Es gibt einige Beispiele aus den letzten Jahren, die zeigen, dass bei der Reform der Hochschulgesetze der Länder mehr möglich ist, als der aktuelle Novellierungsvorschlag des BMBF. Bereits 2014 novelliert Hamburg das Landeshochschulgesetz, wobei die Mindestlaufzeit von Erstverträgen für Promovierenden und Postdocs auf 3 Jahre festgelegt wurde und mindestens ein Drittel der Arbeitszeit für die wissenschaftliche Arbeit eingeräumt werden muss. Promovierende haben einen Anspruch auf mindestens eine halbe Stelle. Lehrpersonal und nicht-wissenschaftliches Personal sind grundsätzlich unbefristet einzustellen. Stellen in Drittmittelprojekten sollen für die gesamte Projektlaufzeit dauern. In der Dienstvereinbarung zwischen der Viadrina Universität in Frankfurt (Oder) mit dem Personalrat ist seit 2014 eine Mindestvertragslaufzeit für Promovierende von 3, für Postdocs von 4 Jahren festgelegt, Vertragsverlängerungen müssen jeweils mindestens 1 Jahr betragen. Mindestens 40% der Arbeitszeit sollen der wissenschaftlichen Arbeit zukommen. Postdocs sind grundsätzlich in Vollzeit anzustellen. Der Nachteilsausgleich wird zur Vorschrift. Drittmittelbeschäftigte sollen für die gesamte Projektlaufzeit eingestellt werden. 2021 novelliert Berlin das Landeshochschulgesetz und schreibt vor, dass Postdocs Anspruch auf eine Anschlusszusage haben bei befristeter Einstellung. Dies sind Schritte in die richtige Richtung, aber auch bei diesen Fällen gibt es noch viel Potenzial.  

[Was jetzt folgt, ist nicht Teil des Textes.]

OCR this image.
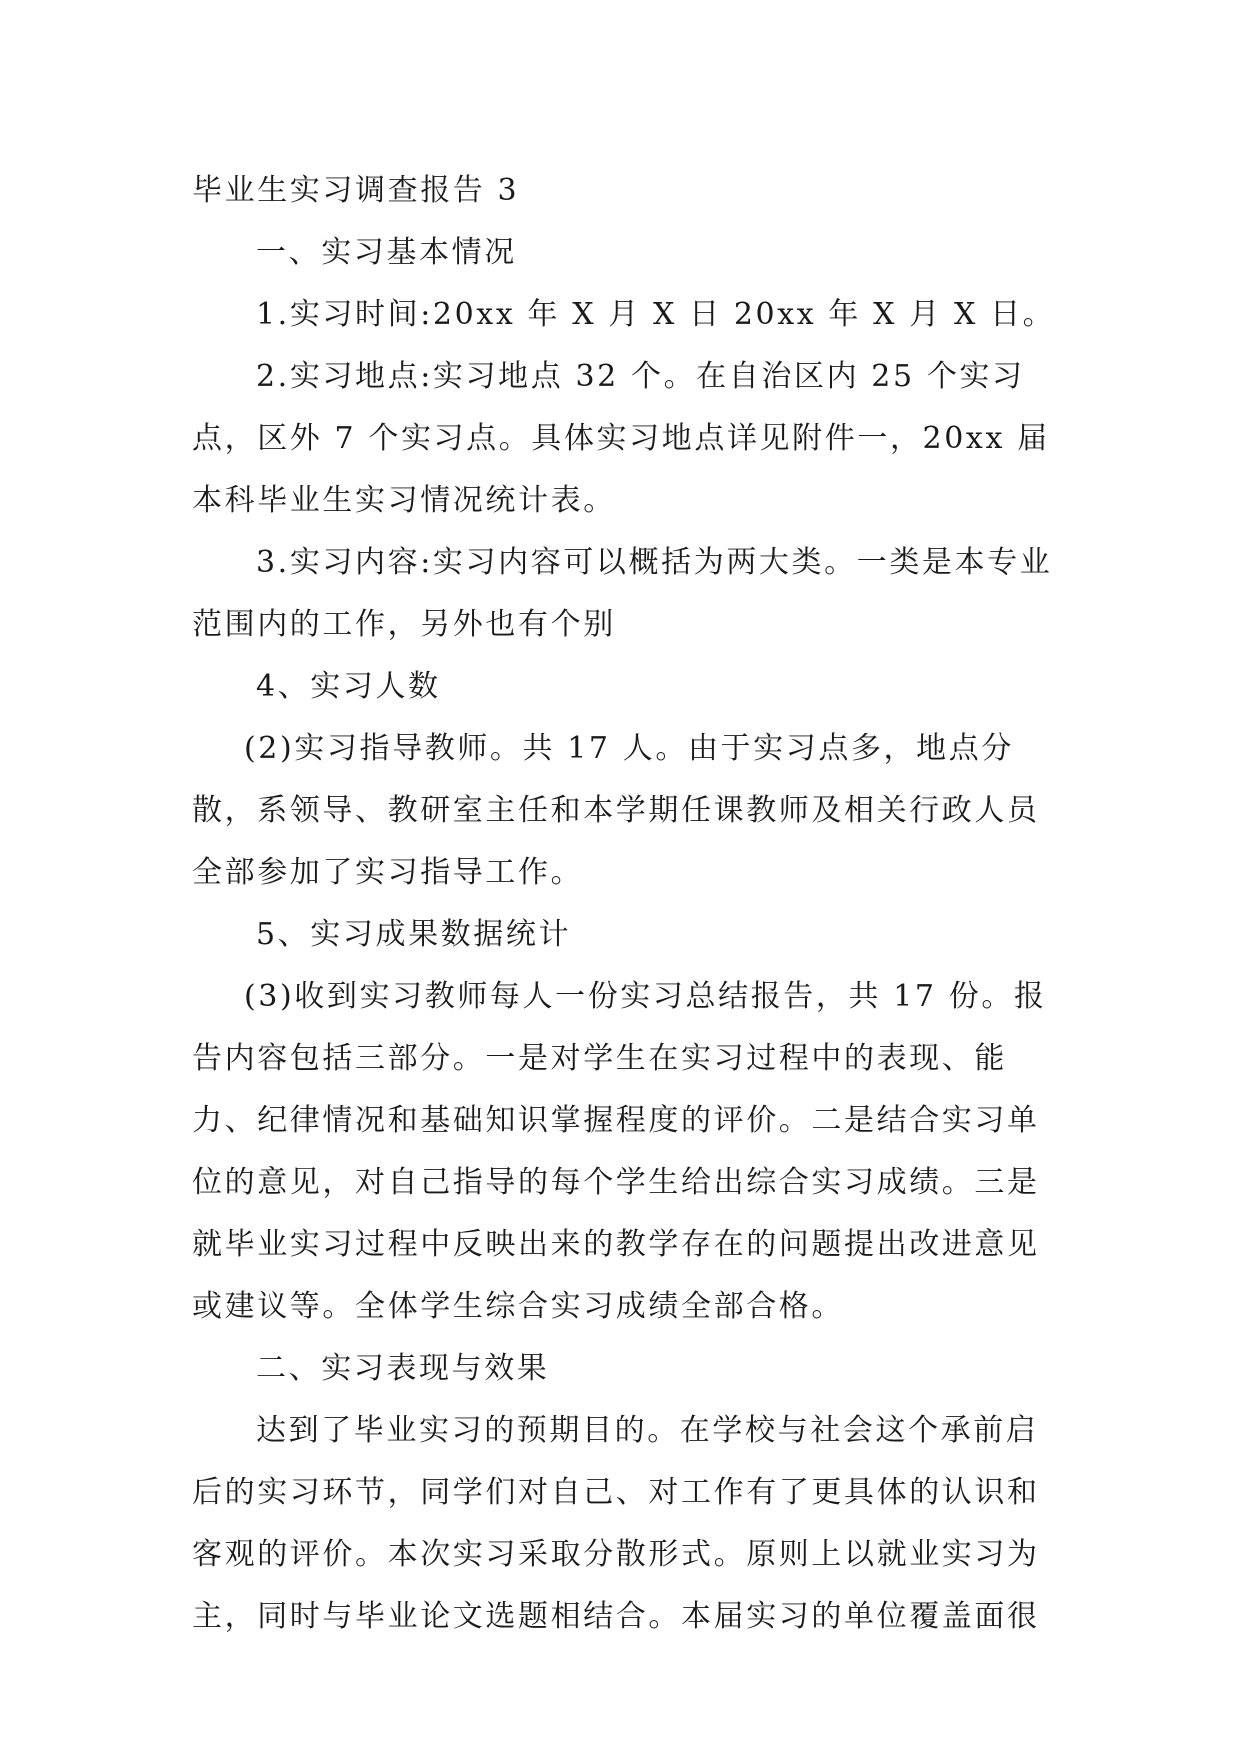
毕业生实习调查报告 3

一、实习基本情况

1.实习时间:20xx 年 X 月 X 日 20xx 年 X 月 X 日。

2.实习地点:实习地点 32 个。在自治区内 25 个实习点，区外 7 个实习点。具体实习地点详见附件一，20xx 届本科毕业生实习情况统计表。

3.实习内容:实习内容可以概括为两大类。一类是本专业范围内的工作，另外也有个别

4、实习人数

(2)实习指导教师。共 17 人。由于实习点多，地点分散，系领导、教研室主任和本学期任课教师及相关行政人员全部参加了实习指导工作。

5、实习成果数据统计

(3)收到实习教师每人一份实习总结报告，共 17 份。报告内容包括三部分。一是对学生在实习过程中的表现、能力、纪律情况和基础知识掌握程度的评价。二是结合实习单位的意见，对自己指导的每个学生给出综合实习成绩。三是就毕业实习过程中反映出来的教学存在的问题提出改进意见或建议等。全体学生综合实习成绩全部合格。

二、实习表现与效果

达到了毕业实习的预期目的。在学校与社会这个承前启后的实习环节，同学们对自己、对工作有了更具体的认识和客观的评价。本次实习采取分散形式。原则上以就业实习为主，同时与毕业论文选题相结合。本届实习的单位覆盖面很
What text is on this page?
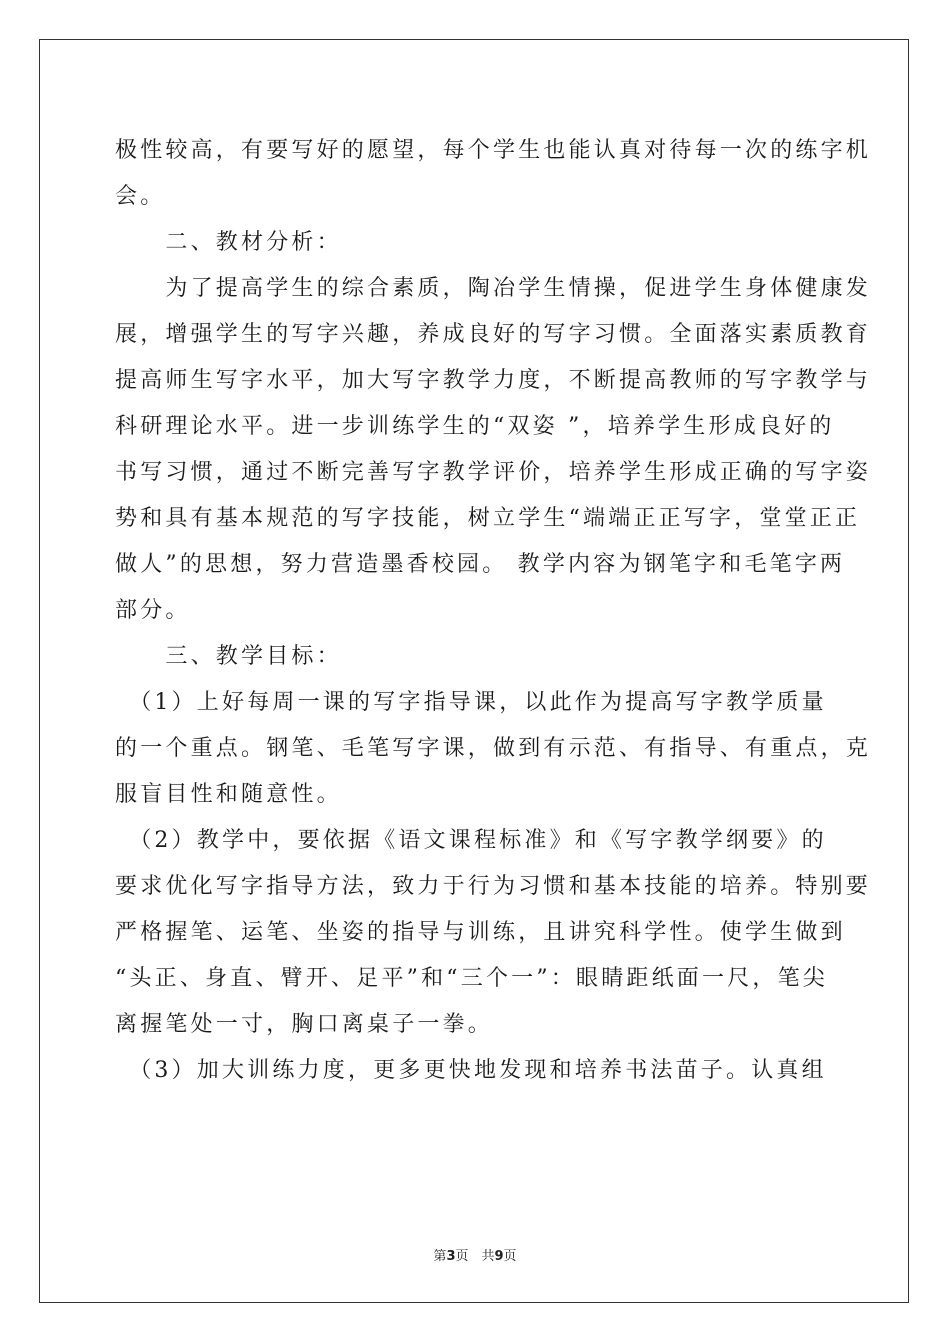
极性较高，有要写好的愿望，每个学生也能认真对待每一次的练字机
会。
　　二、教材分析：
　　为了提高学生的综合素质，陶冶学生情操，促进学生身体健康发
展，增强学生的写字兴趣，养成良好的写字习惯。全面落实素质教育
提高师生写字水平，加大写字教学力度，不断提高教师的写字教学与
科研理论水平。进一步训练学生的“双姿 ”，培养学生形成良好的
书写习惯，通过不断完善写字教学评价，培养学生形成正确的写字姿
势和具有基本规范的写字技能，树立学生“端端正正写字，堂堂正正
做人”的思想，努力营造墨香校园。 教学内容为钢笔字和毛笔字两
部分。
　　三、教学目标：
　（1）上好每周一课的写字指导课，以此作为提高写字教学质量
的一个重点。钢笔、毛笔写字课，做到有示范、有指导、有重点，克
服盲目性和随意性。
　（2）教学中，要依据《语文课程标准》和《写字教学纲要》的
要求优化写字指导方法，致力于行为习惯和基本技能的培养。特别要
严格握笔、运笔、坐姿的指导与训练，且讲究科学性。使学生做到
“头正、身直、臂开、足平”和“三个一”：眼睛距纸面一尺，笔尖
离握笔处一寸，胸口离桌子一拳。
　（3）加大训练力度，更多更快地发现和培养书法苗子。认真组
第3页　共9页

Protest muss auf die Straße – Tarifrunde der Länder und TVStud

Aktuell läuft die Tarifrunde der Länder, in der TVStud den Tarifvertrag für studentische Beschäftigte erstreiten könnten und über die Entgelte und Inflationsausgleichsprämien der Hochschubeschäftigten entschieden wird. Im Bundestag wird der Referent*innenentwurf des BMBF zum WissZVG diskutiert. Dies ist die heiße Phase, in der es einmal mehr auf die starke Stimme des Bündnisses von Gewerkschaften und Beschäftigteninitiativen ankommt. Hoffnung macht die TVStud-Initiative, die bei einem erfolgreichen Ausgang der Anstrengungen viel Energie für den weiteren Arbeitskampf in der Wissenschaft mitbringen kann. Als GEW und zusammen mit unseren Bündnispartner*innen können wir zeigen, wie viele wir sind; beteiligen wir uns an den Protestaktionen und Kundgebungen in unseren Städten, an unseren Hochschulen und Universitäten – gemeinsam ist ein Systemschock möglich.

Ramona Mayer war Praktikantin bei der GEW Thüringen. Neben Fragen, die die Diversität der Gesellschaft betreffen, ist sie als Studentin auch stark an hochschulpolitischen Fragen interessiert.